U.S. Army air defenders with Alpha Battery, 5th Battalion, 4th Air Defense Artillery Regiment, reloads ammo during a M-SHORAD live fire Feb. 9, 2023, at Grafenwoehr. 5-4 ADA Battalion, the Army's first M-SHORAD Battalion based out of Ansbach, is currently in the process of switching to the new M-SHORAD system and are certifying their gunnery skills on the new platform.

The 50 kilowatt laser has had success against a variety of drones, according to Army reports cited by the Congressional Research Service. But challenges for the laser remain defending against rockets, artillery and mortars.

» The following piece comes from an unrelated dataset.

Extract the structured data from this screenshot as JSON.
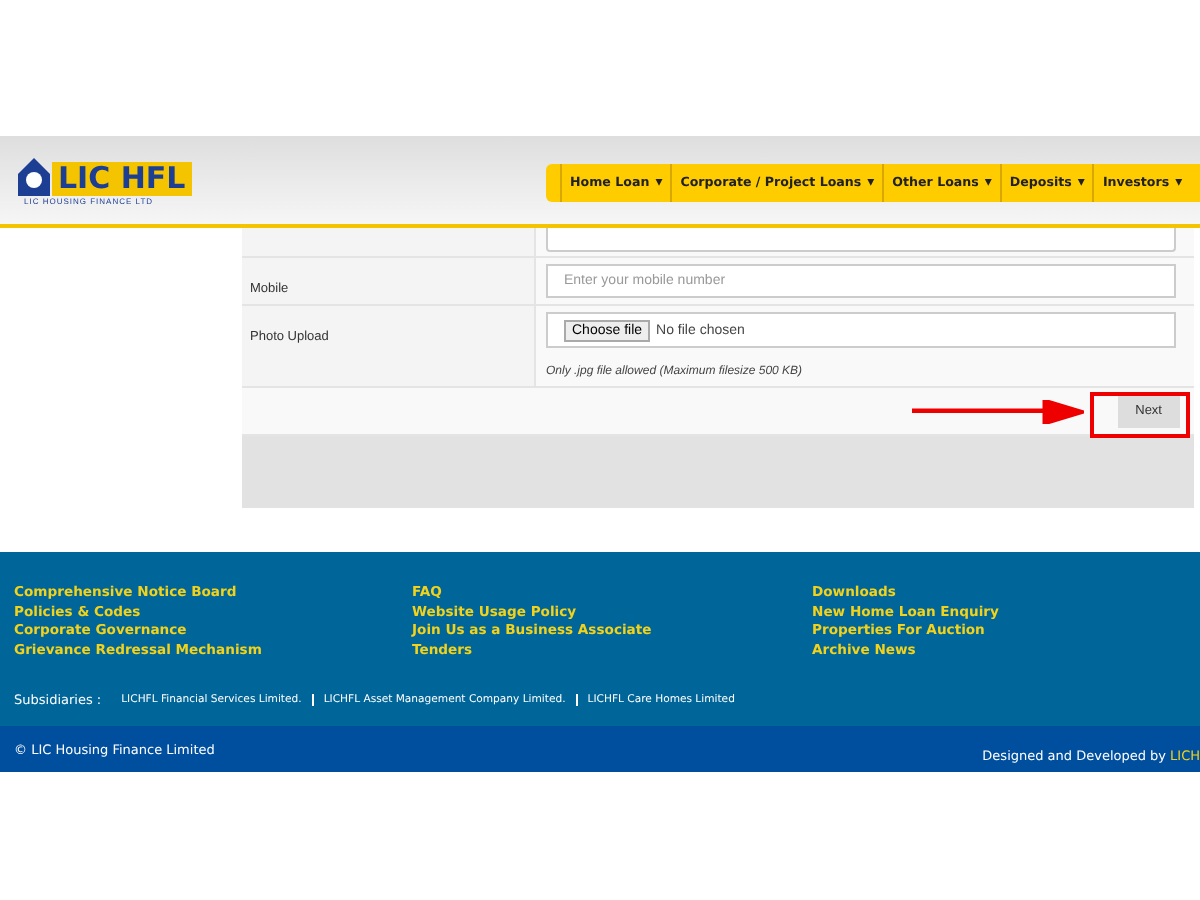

The final layer requires shooting down the drone, or “steel on steel,” according to Stewart. Weapons like the Coyote, which fires a small missile at drones, or machine guns to knock them down with a hail of bullets. Enemy tactics change constantly, Stewart said, making drones harder to locate and kill.

“We're seeing a rapidly changing and evolving process there, whether it's flying faster or flying lower or using different attack patterns,” Stewart said.

The attack that killed three soldiers and wounded 35 others in January occurred when militants apparently discovered a seam in the layered defense. Militants fired the one-way attack drone, which can be programmed to hit a target and doesn’t require an operator to steer it. Defenders at the base may have mistaken it for a friendly drone, officials said, and it crashed into the soldiers’ living quarters.

In congressional testimony last month, Kurilla emphasized the threat from drones and the need for immediate solutions. The threat from swarms of drones, he said, will require an investment high-powered microwave to be able to zap them.

Sen. Jack Reed (D-RI), chairman of the United States Senate Committee on Armed Services, makes an opening statement as the committee holds a hearing on the defense authorization request for the United States Strategic Command and United States Space Command on Feb 29, 2024.

Reed, in the interview, said a recent test at the Army's Fort Sill showed microwave weapons had success downing swarms of drones.

The ultimate goal, Kurilla told lawmakers, is a weapon that shoots a burst of energy at a drone and destroys it for about $2. The reality is that, for now, an expensive missile is often the answer.

“What's worse than not having that expensive missile shoot it down," he said, "is hitting that $2 billion ship with 300 sailors on it."